Origine et histoire
Le château de Mercuès, implanté sur la commune du même nom dans le Lot, est mentionné dès le VIIe siècle sous le nom de Camp de Mercure. Bien que les parties les plus anciennes datent du XIIIe siècle, sa construction est attribuée aux évêques de Cahors, qui en firent une forteresse stratégique pour protéger la cité des attaques anglaises et des bandes de routiers ravageant le Midi. Ce château, décrit comme une sentinelle avancée, joua un rôle clé durant les guerres médiévales, renforçant les défenses de la vallée du Lot.
Entre le VIIe et le XVIIIe siècle, le château servit de résidence estivale aux comtes-évêques de Cahors, qui y expédièrent des documents officiels, comme le mandement du Grand Pardon de Rocamadour en 1666. Après la Révolution, il changea plusieurs fois de mains : confisqué en 1793, il fut racheté par Mgr Bardou en 1861, qui le légua au petit séminaire de Montfaucon. Mgr Grimardias, ami des arts, tenta de lui rendre sa splendeur d’antan avant que la loi de 1905 ne le transforme en propriété étatique, puis en résidence privée.
Au XXe siècle, le château devint un lieu de résistance et de collaboration pendant la Seconde Guerre mondiale. Acheté en 1913 par le médecin Jean-Louis Faure, il abritera en 1939 des enfants juifs fuyant la zone occupée, grâce à l’Œuvre israélite des séjours à la campagne (OSC). Paradoxalement, Faure, impliqué dans la collaboration, y organisa aussi un centre de civisme pour jeunes vichystes. Le 22 novembre 1942, une rencontre secrète y scella le ralliement des Compagnons de France à la Résistance (réseau Alliance).
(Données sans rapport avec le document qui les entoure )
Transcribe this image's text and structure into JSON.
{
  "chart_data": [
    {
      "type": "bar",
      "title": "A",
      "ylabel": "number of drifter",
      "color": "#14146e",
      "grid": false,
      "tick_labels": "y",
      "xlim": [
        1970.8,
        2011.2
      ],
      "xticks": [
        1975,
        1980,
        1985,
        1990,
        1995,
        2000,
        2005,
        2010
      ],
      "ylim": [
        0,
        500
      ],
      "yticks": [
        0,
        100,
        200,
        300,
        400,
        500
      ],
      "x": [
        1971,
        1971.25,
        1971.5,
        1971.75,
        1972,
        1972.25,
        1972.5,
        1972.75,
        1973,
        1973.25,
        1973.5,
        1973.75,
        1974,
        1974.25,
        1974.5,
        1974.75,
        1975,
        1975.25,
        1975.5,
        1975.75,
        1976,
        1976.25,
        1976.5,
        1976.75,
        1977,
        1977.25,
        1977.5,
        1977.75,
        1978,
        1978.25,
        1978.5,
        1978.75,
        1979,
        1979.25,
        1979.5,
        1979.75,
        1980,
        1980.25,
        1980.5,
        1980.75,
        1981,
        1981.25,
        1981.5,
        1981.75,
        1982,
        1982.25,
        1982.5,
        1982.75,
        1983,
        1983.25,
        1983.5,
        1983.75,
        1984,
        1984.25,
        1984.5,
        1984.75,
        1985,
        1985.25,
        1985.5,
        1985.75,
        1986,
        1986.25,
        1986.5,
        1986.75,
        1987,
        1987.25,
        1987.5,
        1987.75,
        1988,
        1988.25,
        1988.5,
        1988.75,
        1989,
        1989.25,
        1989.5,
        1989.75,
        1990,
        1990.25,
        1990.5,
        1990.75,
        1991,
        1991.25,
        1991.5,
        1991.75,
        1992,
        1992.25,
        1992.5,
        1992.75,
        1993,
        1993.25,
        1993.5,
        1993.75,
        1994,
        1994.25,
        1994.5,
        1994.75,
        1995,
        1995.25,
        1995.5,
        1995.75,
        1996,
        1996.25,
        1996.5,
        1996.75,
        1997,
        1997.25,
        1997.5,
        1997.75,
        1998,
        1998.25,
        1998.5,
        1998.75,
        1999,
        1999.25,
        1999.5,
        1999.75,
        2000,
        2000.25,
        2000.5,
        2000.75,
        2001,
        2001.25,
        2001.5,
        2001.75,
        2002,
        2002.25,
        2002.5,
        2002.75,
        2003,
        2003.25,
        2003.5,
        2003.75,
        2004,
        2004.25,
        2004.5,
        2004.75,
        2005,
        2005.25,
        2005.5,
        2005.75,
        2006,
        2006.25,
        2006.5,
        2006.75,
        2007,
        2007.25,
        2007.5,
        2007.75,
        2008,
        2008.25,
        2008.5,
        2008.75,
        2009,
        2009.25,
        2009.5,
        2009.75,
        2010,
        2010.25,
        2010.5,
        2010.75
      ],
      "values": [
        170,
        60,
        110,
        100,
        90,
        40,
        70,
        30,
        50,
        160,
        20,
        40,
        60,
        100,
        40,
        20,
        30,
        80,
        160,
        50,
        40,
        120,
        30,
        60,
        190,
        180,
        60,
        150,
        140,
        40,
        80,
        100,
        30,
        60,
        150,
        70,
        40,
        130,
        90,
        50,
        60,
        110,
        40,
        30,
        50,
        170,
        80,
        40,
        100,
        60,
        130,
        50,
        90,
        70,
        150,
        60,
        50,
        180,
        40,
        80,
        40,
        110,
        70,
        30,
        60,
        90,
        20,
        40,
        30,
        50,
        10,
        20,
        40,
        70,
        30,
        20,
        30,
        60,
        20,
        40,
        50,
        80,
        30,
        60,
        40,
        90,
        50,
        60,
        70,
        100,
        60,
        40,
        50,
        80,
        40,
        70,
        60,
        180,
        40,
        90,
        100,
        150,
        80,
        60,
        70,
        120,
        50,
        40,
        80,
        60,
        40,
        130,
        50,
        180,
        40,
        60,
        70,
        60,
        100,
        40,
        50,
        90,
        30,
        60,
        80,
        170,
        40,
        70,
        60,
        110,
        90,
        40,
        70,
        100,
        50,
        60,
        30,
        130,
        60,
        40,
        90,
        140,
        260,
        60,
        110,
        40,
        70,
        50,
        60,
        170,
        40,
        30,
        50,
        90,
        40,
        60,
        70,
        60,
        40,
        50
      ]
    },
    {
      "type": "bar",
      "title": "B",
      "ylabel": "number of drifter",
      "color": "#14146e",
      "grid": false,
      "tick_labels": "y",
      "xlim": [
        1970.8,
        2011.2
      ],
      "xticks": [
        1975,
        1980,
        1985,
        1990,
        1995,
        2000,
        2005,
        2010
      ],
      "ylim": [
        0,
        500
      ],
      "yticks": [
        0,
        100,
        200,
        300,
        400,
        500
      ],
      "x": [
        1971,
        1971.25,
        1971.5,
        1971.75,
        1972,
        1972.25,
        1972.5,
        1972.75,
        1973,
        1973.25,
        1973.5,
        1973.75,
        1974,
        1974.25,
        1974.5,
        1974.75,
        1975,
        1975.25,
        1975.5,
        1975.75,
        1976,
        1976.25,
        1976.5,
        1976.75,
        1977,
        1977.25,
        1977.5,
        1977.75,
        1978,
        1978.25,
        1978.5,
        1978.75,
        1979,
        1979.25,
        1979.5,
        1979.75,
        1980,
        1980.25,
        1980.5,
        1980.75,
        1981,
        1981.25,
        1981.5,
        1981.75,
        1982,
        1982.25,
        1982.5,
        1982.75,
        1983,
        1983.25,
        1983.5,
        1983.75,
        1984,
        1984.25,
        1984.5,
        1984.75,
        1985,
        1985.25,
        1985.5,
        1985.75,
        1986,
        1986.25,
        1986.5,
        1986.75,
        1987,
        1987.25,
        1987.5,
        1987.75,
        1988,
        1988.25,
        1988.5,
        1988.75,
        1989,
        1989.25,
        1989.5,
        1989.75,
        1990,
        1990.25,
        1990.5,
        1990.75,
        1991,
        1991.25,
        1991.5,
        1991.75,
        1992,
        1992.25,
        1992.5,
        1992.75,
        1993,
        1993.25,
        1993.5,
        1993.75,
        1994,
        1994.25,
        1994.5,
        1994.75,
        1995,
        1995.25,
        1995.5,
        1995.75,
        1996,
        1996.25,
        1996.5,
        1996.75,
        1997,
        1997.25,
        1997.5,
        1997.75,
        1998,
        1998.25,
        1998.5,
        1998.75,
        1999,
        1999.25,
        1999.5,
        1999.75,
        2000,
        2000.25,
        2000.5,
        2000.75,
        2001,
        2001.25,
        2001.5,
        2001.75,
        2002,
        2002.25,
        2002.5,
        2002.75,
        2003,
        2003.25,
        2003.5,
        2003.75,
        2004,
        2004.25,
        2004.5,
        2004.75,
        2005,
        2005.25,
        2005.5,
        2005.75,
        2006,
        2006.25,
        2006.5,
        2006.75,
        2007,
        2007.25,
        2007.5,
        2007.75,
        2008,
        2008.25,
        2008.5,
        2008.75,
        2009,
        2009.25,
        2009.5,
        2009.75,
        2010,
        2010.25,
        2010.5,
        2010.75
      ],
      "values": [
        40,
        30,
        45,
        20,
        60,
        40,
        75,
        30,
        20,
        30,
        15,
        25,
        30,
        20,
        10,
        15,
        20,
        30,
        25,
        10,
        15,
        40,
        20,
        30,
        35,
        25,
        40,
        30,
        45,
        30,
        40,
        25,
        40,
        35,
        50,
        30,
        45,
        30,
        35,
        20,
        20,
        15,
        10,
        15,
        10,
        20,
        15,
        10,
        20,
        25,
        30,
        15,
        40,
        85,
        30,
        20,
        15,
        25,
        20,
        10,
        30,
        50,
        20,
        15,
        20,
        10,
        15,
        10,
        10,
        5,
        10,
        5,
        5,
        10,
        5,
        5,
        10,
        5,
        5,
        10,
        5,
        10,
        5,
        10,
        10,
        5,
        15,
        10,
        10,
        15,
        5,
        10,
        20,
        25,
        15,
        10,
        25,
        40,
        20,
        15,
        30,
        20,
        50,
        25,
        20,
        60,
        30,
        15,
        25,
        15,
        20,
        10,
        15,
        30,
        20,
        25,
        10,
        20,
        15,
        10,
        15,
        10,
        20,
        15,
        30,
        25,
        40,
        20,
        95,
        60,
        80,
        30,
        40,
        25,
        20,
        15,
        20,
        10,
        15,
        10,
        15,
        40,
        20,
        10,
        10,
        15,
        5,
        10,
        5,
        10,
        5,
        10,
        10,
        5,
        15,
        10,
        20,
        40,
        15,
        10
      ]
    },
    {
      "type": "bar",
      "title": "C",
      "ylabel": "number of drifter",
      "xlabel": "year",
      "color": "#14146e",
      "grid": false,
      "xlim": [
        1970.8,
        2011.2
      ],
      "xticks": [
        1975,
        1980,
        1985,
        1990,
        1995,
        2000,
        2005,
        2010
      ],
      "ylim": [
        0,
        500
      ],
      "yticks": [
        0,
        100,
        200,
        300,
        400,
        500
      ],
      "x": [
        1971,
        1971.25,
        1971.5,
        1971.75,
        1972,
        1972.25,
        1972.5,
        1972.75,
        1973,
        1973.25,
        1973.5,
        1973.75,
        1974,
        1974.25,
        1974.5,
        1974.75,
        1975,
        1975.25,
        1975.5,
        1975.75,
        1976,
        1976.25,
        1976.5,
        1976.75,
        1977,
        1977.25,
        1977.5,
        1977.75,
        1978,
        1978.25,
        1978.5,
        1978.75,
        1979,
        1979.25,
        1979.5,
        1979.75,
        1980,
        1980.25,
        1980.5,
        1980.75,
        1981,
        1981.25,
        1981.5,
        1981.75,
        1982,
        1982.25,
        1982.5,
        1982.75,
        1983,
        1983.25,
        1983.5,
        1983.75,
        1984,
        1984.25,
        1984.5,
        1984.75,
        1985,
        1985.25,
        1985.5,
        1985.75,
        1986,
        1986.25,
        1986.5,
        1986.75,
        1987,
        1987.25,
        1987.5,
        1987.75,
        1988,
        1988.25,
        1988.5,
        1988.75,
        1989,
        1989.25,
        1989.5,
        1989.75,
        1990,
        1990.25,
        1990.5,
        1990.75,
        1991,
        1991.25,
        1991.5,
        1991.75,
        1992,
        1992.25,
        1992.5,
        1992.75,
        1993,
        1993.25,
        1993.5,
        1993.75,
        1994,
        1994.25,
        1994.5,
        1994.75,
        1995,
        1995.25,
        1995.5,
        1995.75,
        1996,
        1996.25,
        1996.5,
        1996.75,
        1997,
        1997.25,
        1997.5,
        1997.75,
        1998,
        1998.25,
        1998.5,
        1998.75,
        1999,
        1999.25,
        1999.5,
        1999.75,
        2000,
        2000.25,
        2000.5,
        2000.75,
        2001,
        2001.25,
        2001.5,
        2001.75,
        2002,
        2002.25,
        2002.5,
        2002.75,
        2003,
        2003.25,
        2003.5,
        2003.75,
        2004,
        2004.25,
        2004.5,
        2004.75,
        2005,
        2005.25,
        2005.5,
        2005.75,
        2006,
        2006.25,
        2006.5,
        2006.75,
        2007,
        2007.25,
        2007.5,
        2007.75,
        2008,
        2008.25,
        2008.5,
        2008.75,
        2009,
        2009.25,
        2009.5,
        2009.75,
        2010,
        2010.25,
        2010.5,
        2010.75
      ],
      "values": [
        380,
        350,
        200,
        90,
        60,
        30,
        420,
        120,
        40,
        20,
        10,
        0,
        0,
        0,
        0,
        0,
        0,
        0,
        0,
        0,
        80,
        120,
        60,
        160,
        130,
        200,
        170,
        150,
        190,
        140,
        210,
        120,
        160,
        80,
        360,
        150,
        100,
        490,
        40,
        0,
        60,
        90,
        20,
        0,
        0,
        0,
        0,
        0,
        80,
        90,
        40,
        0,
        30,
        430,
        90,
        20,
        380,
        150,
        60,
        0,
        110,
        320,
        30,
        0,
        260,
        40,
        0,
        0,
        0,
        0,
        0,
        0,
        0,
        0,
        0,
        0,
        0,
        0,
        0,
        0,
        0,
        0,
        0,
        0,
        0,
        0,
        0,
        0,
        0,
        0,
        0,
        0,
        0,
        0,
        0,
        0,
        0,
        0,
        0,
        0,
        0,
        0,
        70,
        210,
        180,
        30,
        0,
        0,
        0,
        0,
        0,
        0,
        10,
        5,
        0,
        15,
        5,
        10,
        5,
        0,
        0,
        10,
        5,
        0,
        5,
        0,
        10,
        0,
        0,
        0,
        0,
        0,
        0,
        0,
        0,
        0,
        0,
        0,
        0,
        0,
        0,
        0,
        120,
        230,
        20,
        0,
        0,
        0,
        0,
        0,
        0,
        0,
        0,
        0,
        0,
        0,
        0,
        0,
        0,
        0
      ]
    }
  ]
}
Classé monument historique en 1947 pour ses façades et toitures, le château fut transformé en restaurant par les filles de Faure, puis en hôtel gastronomique sous Georges Héreil (1966). Ce dernier, président de Chrysler France, y développa un vignoble de 35 hectares et adhéra au réseau Relais & Châteaux. Aujourd’hui 4 étoiles, le domaine allie hébergement de luxe, cuisine étoilée (1 macaron Michelin) et production viticole, perpétuant son héritage médiéval et résistant.
Le vignoble, planté à haute densité (6 666 pieds/hectare), produit des vins rouges à base de Malbec, Merlot et Tannat, ainsi qu’un blanc moelleux de Chenin. Les chambres de l’hôtel, décorées selon des époques historiques (Louis XVI, Art déco...), incluent des détails uniques comme un cadran solaire incrusté dans le parquet de la chambre de l’Évêque. Le restaurant, installé dans l’ancienne salle à manger des comtes-évêques, met à l’honneur truffe, safran et Malbec, emblèmes de la gastronomie lotoise.